Black Hawk (see also MH-60)    
The MH-60 helicopter, the workhorse of special operations. Its navy equivalent is the SH-60, the SeaHawk.

Black Shoe    
A surface warfare officer, a ship driver, so named because SWOs wear black shoes with their khaki uniforms. Pilots wear brown shoes.

Boat Crew    
A variably sized SEAL element; literally, the number of SEALs inserted by one boat or helicopter. Usually no smaller than four operators, a boat crew can be as large as twenty.

Body Snatch    
Also called “personnel interdiction,” the kidnapping of high-value enemy personnel. Also an operation or ambush designed specifically to capture prisoners.

Booger Eater    
Generic term for bad guys.

Bounce    
To hit the ground following a parachute malfunction.

BUD/S    
Basic underwater demolition/SEAL training.
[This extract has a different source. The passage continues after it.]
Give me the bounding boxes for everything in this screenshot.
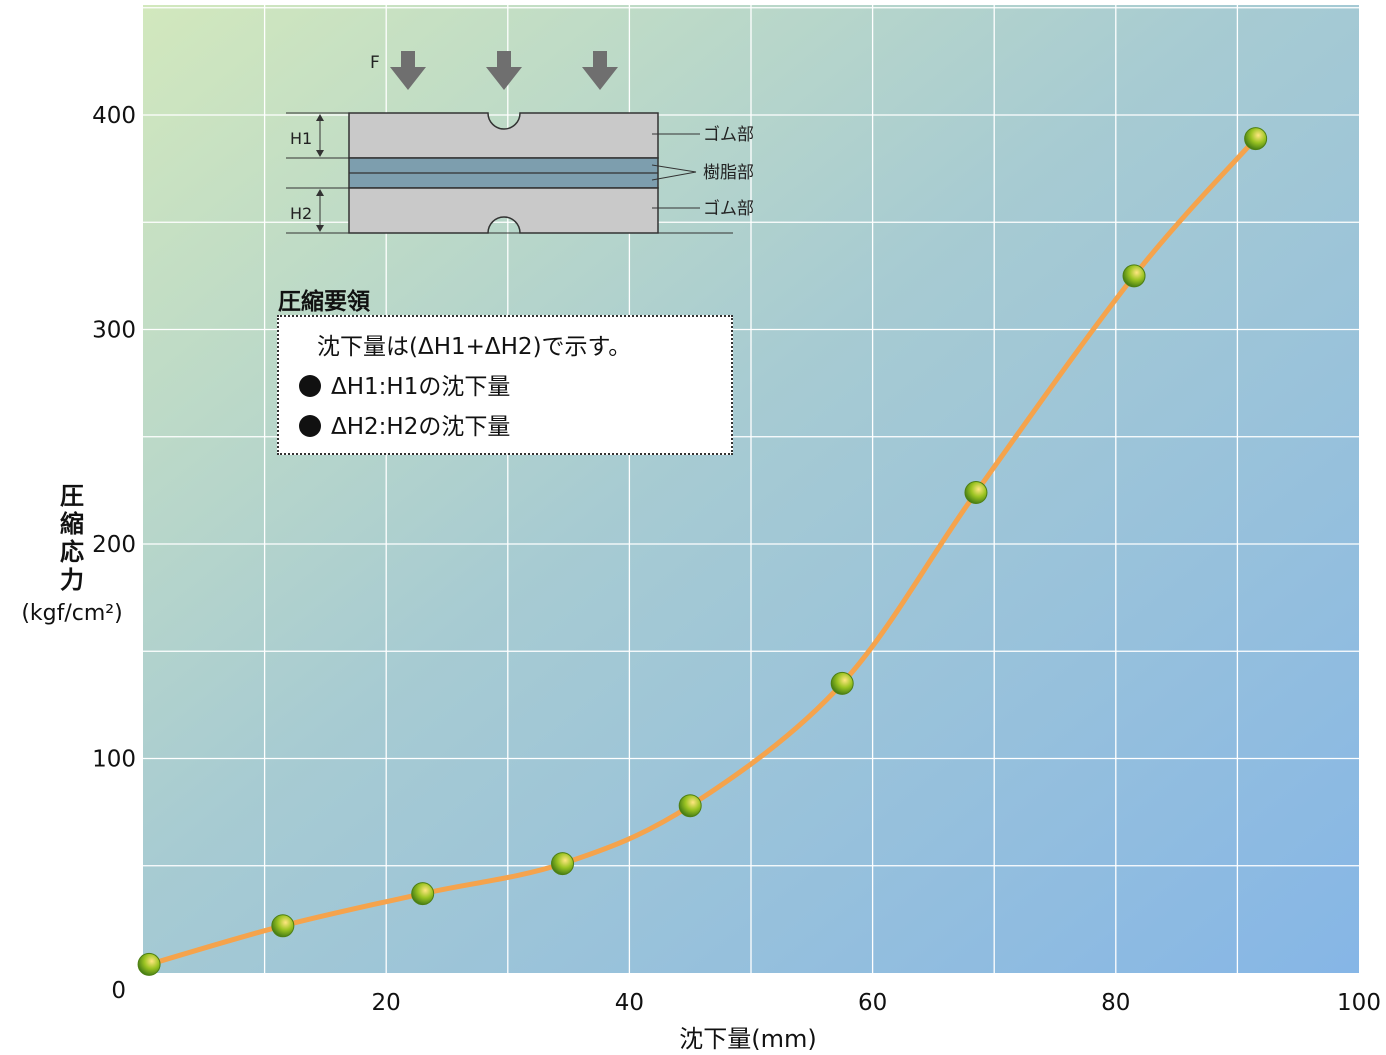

A twenty-six-week ordeal conducted at the Naval Amphibious Base, Coronado, California. All SEAL operators attend this course. BUD/S is the only school in the U.S. military where officers and enlisted men attend together and take the same coursework.

Budweiser    
The badge awarded to qualified naval special warfare operators. Called a “trident” by the navy, it is the emblem and insignia of the SEAL Teams. The device features a pistol, an anchor, a trident, and a screaming eagle that is vaguely reminiscent of the logo on a can of Budweiser beer. In the naval service, enlisted warfare badges are silver, and the officers’ are gold. The Budweiser is the only gold navy warfare device worn by both officers and enlisted.

C-4    
Composition 4. Plastic explosive.

Cadre    
The hard-core operational and training elements of a terrorist organization. Also the training cell within a SEAL Team.

Cake-Eater    
Naval officer. Any commissioned officer.